La première fois que j’ai croqué dans un vrai pastel de nata, c’était à la sortie d’une petite pâtisserie de quartier à Lisbonne, encore tiède, saupoudré de cannelle par le vendeur avant même que je ne le demande. Ce contraste entre la pâte feuilletée qui craque et la crème onctueuse à peine caramélisée m’a immédiatement donné envie de comprendre ce qui rendait cette petite tartelette si centrale dans la gastronomie portugaise. Depuis, chaque fois que j’en prépare à l’Atelier, c’est un petit bout du Portugal que je fais entrer dans ma cuisine.

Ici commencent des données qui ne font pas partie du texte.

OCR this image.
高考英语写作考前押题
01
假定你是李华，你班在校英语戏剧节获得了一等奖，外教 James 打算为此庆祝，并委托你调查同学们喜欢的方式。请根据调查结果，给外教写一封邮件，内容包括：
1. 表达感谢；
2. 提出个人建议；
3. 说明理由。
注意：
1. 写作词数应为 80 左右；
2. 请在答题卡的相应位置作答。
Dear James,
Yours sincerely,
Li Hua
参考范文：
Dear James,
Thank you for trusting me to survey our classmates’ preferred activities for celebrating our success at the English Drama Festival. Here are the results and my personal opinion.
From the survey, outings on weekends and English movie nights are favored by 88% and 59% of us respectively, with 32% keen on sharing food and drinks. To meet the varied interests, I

Qu’est-ce que le pastel de nata ?

Le pastel de nata est une tartelette individuelle composée d’une pâte feuilletée fine et croustillante, garnie d’une crème pâtissière à base de jaunes d’œufs, de lait et de sucre, cuite à très haute température jusqu’à ce que le dessus se marbre de taches caramélisées caractéristiques. Contrairement à un flan classique, sa pâte est travaillée en spirale avant d’être foncée dans de petits moules, ce qui lui donne ces fines couches croustillantes qu’on retrouve à chaque bouchée. La maison Canelas propose par exemple une version fidèle du pastel de nata à la recette portugaise, avec cette même alternance de pâte croustillante et de crème caramélisée en surface pour qui veut y goûter sans se lancer en cuisine. C’est cette technique, autant que la recette elle-même, qui fait tout le caractère du pastel de nata.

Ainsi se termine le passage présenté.